Tanya Romaniuk, another Comm professor who transitioned from teaching to a critical role as Academic & Career Advisor in the College of Liberal Arts and Sciences. She, more than anyone, helped me understand the Comm Department’s recent history; keep track of who was who and what was what in related programs; and make sense of a long list of acronyms for university buildings and programs.
Marisa Miller, a graduate student who later became Internship Coordinator in the University Career Center.

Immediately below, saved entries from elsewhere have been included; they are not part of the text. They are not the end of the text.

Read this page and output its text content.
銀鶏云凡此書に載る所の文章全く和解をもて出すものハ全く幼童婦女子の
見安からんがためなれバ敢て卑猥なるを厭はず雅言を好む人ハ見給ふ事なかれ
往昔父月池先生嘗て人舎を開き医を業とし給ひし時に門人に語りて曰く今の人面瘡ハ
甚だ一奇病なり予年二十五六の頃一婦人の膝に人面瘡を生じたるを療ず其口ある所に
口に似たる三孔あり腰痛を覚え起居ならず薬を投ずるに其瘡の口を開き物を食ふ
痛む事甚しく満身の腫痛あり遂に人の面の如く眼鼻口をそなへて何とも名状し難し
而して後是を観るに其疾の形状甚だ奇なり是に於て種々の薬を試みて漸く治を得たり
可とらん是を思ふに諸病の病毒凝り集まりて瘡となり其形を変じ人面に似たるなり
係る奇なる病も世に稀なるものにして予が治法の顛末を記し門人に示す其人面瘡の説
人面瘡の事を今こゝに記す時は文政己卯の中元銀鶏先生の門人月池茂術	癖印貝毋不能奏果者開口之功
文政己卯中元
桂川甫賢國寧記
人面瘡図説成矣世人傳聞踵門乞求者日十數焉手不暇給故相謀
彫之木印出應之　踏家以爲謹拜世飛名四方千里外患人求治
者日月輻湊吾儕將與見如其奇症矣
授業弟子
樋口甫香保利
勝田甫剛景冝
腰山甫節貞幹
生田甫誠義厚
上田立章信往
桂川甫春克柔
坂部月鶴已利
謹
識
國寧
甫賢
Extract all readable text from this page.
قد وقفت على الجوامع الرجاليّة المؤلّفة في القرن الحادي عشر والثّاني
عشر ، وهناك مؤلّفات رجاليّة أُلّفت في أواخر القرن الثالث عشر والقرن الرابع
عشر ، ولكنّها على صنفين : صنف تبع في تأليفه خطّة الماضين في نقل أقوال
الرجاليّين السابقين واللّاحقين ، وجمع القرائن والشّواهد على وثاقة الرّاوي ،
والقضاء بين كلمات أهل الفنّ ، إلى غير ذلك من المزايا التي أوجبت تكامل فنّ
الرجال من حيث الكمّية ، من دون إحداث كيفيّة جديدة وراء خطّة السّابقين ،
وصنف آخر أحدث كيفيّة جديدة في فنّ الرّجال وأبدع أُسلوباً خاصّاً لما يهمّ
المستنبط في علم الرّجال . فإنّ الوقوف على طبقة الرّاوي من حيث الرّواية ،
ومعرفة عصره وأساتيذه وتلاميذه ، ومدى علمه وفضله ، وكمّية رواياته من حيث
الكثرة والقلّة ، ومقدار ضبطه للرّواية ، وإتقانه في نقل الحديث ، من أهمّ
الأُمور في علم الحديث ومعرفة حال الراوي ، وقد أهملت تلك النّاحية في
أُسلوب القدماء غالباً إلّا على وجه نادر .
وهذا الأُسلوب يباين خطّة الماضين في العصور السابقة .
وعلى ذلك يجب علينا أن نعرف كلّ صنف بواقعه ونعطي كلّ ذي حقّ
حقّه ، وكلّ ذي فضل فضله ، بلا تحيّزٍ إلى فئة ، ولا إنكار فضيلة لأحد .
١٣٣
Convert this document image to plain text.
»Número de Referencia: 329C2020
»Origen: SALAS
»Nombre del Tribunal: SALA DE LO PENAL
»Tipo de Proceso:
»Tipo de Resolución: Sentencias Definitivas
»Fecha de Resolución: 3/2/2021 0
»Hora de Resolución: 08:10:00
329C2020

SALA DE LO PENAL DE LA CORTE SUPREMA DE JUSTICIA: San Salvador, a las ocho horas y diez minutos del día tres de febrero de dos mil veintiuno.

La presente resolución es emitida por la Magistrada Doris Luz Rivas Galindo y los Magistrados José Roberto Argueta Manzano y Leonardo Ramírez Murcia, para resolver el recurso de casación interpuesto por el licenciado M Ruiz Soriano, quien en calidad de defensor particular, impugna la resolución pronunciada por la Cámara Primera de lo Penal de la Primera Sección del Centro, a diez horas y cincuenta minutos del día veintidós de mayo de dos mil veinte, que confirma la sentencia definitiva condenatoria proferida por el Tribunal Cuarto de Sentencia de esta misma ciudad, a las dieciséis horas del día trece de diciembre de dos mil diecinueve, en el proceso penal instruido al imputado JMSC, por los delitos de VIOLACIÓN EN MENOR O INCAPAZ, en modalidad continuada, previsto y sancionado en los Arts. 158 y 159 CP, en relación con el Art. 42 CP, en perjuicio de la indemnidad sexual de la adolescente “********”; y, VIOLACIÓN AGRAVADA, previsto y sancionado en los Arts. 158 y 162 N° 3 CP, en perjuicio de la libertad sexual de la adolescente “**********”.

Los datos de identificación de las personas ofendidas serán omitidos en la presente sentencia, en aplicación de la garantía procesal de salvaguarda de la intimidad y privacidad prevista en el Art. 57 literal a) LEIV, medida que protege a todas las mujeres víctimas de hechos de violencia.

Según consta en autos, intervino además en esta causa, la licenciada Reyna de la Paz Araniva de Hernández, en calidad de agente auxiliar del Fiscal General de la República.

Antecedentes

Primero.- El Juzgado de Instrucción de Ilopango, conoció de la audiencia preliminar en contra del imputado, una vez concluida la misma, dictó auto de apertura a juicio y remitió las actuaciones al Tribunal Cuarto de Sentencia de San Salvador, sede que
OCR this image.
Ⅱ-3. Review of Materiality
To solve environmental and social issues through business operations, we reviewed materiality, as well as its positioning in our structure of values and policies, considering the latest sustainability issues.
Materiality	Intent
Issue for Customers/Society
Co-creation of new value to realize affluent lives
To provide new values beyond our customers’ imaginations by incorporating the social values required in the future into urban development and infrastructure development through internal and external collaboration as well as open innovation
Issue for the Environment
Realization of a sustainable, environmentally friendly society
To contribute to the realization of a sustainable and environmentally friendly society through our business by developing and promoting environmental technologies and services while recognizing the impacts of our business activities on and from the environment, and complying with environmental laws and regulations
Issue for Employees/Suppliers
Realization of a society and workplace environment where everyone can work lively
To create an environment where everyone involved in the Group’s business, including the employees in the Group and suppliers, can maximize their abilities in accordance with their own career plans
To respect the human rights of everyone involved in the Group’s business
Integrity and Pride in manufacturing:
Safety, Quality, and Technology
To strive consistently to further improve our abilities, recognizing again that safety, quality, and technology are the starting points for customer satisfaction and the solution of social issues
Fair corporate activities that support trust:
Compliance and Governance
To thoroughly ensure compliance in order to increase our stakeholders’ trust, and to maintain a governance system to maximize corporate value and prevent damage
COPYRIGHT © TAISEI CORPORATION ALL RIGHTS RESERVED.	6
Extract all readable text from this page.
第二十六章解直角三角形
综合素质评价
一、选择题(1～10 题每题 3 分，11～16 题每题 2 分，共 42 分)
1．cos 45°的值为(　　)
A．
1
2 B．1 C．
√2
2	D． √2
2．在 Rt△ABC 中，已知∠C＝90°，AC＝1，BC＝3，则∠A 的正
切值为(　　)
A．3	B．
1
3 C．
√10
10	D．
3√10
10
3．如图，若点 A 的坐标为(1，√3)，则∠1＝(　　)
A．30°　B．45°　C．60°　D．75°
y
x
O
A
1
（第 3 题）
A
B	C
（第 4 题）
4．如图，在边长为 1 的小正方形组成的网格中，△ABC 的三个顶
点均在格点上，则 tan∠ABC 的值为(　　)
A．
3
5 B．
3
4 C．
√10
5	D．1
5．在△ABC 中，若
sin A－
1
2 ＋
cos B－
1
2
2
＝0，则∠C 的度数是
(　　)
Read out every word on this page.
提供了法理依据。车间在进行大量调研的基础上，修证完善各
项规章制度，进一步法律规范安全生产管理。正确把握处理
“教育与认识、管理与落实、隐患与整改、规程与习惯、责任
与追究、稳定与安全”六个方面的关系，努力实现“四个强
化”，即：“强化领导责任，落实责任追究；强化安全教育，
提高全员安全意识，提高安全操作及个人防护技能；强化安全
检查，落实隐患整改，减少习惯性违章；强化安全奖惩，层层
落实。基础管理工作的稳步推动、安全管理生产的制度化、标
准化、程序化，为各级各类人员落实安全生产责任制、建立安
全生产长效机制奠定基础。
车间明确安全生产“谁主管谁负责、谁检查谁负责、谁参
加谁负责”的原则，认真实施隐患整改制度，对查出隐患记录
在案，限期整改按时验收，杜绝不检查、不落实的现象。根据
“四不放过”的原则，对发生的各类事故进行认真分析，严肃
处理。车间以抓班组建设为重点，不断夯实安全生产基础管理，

She managed the Comm Department’s internship program each of the past two summers while I was teaching abroad and became a trusted ally in steering students to career opportunities.
Bailey Acord-Becker and Aurora Leichty, who coordinated all the administrative and front office work for the Comm Department, including scheduling and payroll and supervising work-study students who staffed the reception desk.
My guest speakers at WSUV — PR practitioners Mark Mohammadpour, Dianne Danowski-Smith, and Chris Metz; advertising executive Will Ulbricht; digital strategist Kate Lesniak; sports announcer Rich Burk; former Oregon State University athletes Taylor Ricci and Nathan Braaten; and the remarkable Brenda Tracy, a gang-rape survivor who’s become a prominent speaker in the fight against sexual and relationship violence in college football.
Current and former journalists who also spoke to my WSUV students — Lindsay Schnell, Gina Mizell, Tom Goldman, Casey Holdahl, Anna Griffin, Beth Nakamura, Lillian Mongeau, Kyle Iboshi, Stephanie Yao Long, Steve Woodward, David Lippoff, Katy Sword, Jamie Goldberg, Tyson Alger and Chris Broderick.
My guest speakers at PSU — From the worlds of PR, advertising, integrated brand promotion and digital strategy: Alberto Ponte, Emma Barnett, Brittni Busch, Kate Lesniak, Jean Kempe-Ware, Mark Mohammadpour, Kelly Bantle and Maureen O’Connor; fellow professors: Antonia Alvarez, Mike Caulfield and Will Ulbricht; and nonprofit leaders: Susan Nielsen and Sankar Raman.
Current and former journalists who also spoke to my PSU students — Therese Bottomly, Mark Katches, Samantha Swindler, John Schrag, Beth Nakamura, Kyle Iboshi, Andi Zeisler, Nigel Jaquiss, Jeff Mapes, Chris Broderick, Lillian Mongeau, Stephanie Yao Long and Steve Woodward.
My wonderfully talented and indispensible teaching assistants — Evelyn Smith at WSUV; Becky Kearny, Tullia Fusco, Andrew Swanson, Cole Eakin, Tristina Bumgarner and Margarita Maligaya at PSU.
The outstanding staff at PSU’s Education Abroad office, who made it possible for me to teach a summer course in London in 2018 and 2019 (and plans for another one in Berlin in 2021) — Jen Hamlow and Hannah Fischer; and graduate assistants Adrienne Bocci, Adriane Bolliger and Hannah Marrs.
The outstanding staff at CAPA Global Education Network, who provided additional support for my study-abroad course — Darin Smith-Gaddis in Los Angeles, Zion Griffin in Boston and Sheriden Kuech in London.
And three others — Sandy Rowe, my former editor at The Oregonian, who graciously loaned me a boxful of files and notes from her own college teaching and thereby enriched the content in my Media Ethics course this year; Elizabeth Hovde and Len Reed, former colleagues at The Oregonian who both went on to teach as adjuncts at WSUV. Meeting one-on-one with Elizabeth or Len for coffee or breakfast provided an opportunity to talk about the transition from the newsroom to the classroom and to lay bare our shared experiences, whether it was about lesson plans and teaching styles, or about our frustrations, breakthroughs and small victories.
It’s often said it takes a village to raise a child. In my case, it took several villages to prop up a single adjunct instructor. The hours were long but the rewards — reflected in the quality of work and insights gained from my students — were always worth it.